I could try describing him to you if you didn't know him personally, but I'm quite sure it'll come nowhere close. He was supremely brilliant, to a degree that I could not comprehend with my abilities. I mean every word of that: in the 6 odd years that I've known him, not once have I been able to grok how someone could know so much, be so sharp and so effortlessly connect ideas together. Even the most trivial chat conversation with him would leave me completely spellbound by his sheer intelligence. I ended up learning something fascinating in nearly every conversation with him, and everyone who's met him would agree with me on this. What made it even more amazing was that his enormous depth of knowledge pervaded every field imaginable. Academics? There he was, putting fundaes to 10 people crammed in his room the night before the quiz, not getting irritated once at needing to repeat himself, not thinking the least bit about spending all his time explaining stuff to junta, supremely confident of his own fundaes and doing all this with his inimitable panache, humour and style; Music?

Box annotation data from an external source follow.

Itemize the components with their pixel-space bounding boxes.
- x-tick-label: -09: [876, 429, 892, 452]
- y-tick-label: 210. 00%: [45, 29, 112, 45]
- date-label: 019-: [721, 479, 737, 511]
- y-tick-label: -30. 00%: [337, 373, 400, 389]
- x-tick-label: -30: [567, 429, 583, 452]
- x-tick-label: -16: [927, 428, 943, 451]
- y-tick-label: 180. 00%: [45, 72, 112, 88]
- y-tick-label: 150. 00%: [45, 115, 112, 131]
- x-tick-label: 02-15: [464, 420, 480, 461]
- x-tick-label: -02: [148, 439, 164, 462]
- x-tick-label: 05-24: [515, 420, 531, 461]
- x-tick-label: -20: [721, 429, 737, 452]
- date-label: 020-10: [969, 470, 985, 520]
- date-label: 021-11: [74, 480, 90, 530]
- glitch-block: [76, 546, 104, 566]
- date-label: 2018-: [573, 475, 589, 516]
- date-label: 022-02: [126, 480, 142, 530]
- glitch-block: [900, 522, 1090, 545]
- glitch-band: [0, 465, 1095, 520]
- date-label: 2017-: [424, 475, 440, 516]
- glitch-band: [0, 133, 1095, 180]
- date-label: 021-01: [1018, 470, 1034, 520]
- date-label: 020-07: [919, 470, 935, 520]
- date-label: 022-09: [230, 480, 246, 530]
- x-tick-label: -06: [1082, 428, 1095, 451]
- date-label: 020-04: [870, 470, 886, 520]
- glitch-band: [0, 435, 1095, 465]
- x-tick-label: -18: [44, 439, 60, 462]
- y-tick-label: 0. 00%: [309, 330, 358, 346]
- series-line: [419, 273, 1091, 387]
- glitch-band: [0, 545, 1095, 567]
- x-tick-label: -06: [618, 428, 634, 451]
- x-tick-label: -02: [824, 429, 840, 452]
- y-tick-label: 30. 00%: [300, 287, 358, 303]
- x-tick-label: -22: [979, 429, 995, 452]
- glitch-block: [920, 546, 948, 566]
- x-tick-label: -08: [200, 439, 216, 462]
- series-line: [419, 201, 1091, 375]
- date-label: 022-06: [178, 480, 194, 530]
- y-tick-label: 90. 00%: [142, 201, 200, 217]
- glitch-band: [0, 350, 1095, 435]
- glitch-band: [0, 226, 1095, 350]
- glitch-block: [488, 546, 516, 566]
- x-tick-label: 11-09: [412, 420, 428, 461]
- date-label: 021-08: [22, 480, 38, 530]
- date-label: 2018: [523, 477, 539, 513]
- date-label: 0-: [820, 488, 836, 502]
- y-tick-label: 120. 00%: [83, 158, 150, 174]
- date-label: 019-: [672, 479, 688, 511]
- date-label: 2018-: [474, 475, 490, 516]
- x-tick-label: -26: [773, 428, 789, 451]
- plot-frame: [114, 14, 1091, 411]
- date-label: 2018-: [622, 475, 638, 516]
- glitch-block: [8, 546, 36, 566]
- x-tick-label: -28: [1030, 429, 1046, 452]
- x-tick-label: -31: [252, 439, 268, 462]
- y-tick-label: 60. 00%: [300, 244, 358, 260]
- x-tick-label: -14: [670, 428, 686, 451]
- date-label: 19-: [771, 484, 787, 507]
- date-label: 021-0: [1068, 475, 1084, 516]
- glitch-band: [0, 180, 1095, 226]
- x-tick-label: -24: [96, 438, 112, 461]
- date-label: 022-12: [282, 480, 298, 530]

Ask him to describe RHCP's evolution, or the intricacies of a raaga, or about using formants in Fruity Loops and you're in for an absolute treat. Hell, he'd give you a live demonstration composing music on his cellphone synthesizer as he went along his lesson! Sports? You want to talk about basketball or tennis or football or skateboarding? He could as well be a professional bookie with the amount he knew; Got bored of talking and want to actually play? He was the basketball coach for an uncountable number of people, and many like me took up skateboarding because he was the teacher and it couldn't get much better than that.

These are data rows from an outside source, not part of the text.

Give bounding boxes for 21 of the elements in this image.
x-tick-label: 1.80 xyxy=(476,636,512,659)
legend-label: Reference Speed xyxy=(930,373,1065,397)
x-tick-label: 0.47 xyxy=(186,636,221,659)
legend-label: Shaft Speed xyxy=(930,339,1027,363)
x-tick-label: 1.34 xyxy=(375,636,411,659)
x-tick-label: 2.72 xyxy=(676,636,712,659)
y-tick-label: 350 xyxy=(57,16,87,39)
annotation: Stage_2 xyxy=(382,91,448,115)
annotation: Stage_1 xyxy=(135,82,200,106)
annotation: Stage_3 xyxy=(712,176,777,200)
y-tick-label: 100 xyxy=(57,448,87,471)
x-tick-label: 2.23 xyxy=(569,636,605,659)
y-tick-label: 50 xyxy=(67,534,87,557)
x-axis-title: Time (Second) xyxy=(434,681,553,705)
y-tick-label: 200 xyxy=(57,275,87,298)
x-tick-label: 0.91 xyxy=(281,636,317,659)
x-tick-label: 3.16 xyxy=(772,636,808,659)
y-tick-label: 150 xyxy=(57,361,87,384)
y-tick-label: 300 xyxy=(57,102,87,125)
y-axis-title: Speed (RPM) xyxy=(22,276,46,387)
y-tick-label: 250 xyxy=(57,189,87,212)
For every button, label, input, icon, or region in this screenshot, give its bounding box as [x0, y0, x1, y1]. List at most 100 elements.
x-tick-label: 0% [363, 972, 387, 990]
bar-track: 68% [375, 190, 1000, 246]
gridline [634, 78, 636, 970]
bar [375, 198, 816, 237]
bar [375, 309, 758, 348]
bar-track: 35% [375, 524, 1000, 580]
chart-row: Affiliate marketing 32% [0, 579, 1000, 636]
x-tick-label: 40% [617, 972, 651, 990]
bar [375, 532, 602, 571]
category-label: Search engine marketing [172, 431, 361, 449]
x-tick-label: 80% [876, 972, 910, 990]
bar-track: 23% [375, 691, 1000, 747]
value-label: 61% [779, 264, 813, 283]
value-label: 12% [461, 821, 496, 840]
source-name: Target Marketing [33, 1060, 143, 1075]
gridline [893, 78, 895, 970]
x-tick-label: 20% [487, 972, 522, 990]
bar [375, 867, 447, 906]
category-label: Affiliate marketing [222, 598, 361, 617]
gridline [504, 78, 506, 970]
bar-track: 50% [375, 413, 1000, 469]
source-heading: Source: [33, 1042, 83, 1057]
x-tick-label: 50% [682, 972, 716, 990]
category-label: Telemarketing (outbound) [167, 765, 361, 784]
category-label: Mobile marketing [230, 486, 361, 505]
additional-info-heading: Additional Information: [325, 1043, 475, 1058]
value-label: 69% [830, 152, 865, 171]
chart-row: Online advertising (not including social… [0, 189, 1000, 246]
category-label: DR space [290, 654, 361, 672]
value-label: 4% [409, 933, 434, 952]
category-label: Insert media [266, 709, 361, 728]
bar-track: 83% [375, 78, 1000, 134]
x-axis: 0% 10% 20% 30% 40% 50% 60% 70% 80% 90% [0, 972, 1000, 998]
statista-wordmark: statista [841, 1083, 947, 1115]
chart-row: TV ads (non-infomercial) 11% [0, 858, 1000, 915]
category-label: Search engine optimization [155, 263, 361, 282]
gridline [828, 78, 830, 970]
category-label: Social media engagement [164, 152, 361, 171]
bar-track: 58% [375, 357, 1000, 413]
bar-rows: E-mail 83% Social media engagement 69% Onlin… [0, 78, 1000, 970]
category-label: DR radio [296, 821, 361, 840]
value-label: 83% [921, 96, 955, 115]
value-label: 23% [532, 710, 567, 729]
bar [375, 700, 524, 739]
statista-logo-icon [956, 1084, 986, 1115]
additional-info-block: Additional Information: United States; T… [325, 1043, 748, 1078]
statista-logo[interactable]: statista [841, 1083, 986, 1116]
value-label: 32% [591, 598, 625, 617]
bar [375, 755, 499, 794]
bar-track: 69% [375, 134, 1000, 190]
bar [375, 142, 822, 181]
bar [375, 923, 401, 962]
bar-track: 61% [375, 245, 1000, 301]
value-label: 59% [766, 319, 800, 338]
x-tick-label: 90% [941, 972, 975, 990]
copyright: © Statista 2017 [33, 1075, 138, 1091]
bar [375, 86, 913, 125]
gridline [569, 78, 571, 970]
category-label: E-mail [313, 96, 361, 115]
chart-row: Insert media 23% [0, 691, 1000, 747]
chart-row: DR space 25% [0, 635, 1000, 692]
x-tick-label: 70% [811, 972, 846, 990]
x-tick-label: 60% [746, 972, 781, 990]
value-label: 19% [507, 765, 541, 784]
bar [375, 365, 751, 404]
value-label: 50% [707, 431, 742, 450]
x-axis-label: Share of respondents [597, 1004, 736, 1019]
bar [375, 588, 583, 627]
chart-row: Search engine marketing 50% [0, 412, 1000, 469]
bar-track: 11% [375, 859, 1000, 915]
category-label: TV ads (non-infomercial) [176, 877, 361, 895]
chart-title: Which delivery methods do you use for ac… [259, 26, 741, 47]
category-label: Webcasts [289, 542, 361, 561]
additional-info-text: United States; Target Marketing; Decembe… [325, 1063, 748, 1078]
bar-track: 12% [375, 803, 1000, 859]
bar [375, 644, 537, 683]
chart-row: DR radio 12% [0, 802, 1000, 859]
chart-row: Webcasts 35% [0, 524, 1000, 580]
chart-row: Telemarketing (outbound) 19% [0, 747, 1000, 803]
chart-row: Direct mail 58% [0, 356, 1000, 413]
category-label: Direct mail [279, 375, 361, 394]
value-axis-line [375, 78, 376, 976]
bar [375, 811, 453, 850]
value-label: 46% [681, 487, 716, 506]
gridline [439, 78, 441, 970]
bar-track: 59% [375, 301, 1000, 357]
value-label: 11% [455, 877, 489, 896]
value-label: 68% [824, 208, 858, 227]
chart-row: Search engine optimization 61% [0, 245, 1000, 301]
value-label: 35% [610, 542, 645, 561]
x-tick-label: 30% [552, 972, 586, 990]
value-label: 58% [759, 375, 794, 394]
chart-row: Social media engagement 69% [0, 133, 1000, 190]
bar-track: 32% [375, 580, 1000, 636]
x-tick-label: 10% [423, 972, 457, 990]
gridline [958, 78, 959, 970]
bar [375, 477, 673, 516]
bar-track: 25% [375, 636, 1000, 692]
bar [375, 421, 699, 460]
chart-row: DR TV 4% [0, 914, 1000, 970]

It came to an extent that Mahesh was the recourse for many of us who were very disgruntled with the 'general sham' of the adult world. Here was a guy who could tell you that no, it wasn't all crap, and show you why it wasn't. And when he showed you, you'd see it, see that it wasn't all crap. You could pick up a conversation on anything with him, and by the end of ten minutes you'd find yourself seriously thinking of picking it up as a new hobby. Last year, we were all at Death Valley and getting rather bored  as the night passed by. Someone remarked that the starlit sky was very clear, and slowly Mahesh started telling us little factoids from here and there - about how Orion actually has a bow that isn't visible in the cities, about how to locate Aldebaran, how Pleaides has much more than meets the eye.. by the end of half an hour, we were as invigorated as if we had been given a tour of the greatest show on earth by a guide who truly felt the greatness - and we had!

But to remember Mahesh primarily by his intelligence and learning would be like trying to remember the sun by its Fraunhoffer lines. There was much, much more to his personality than just his superior brilliance. For one, he was humble to a fault. The combination of such unbelievable talent and equally unbelievable humility was something I could never comprehend. I cannot count the number of times I've gone back and thought over some argument I had with him, only to realize that the openness, humility and fairness he displayed were far beyond what I was capable of.

I brought up fairness - whenever you reflect on your mental image of a person, there are some characteristics that stand out as being particularly amazing in your judgment. Mahesh's sense of fair play and ethics were almost superhuman. Here was a person who you could trust to play by the rules NO MATTER WHAT. Never once was there a compromise. Never an argument with himself that went, "See, that's fine, but let's be practical...". Never giving in for an opportunity for a 'quick con'. It was always the high road, no matter what the consequences were.

And in spite of following to the dot the severest of such self-set rules, he never took moral high ground when interacting with people. Never did he speak one word of criticism about anybody else's ethics. We hear much talk of 'dependability'. You could depend on Mahesh to help you out. Period. He was the kind of guy who would take it upon himself as a mission to help anyone who asked him. 

Such a treasure trove of the finest of human qualities, and yet he did not have the slightest air of self-importance. His sense of humour is legendary, and never did he have qualms about making fun of himself.

How can anyone react to such perfection in any other way than mute acceptance?

Why did he take the extreme step? I don't know. Given the number of times I have sought and blindly followed his advice, and cannot help instinctively thinking that he fully knew what he was doing. Maybe this was all the world deserved of him. I hope those he has left behind find peace.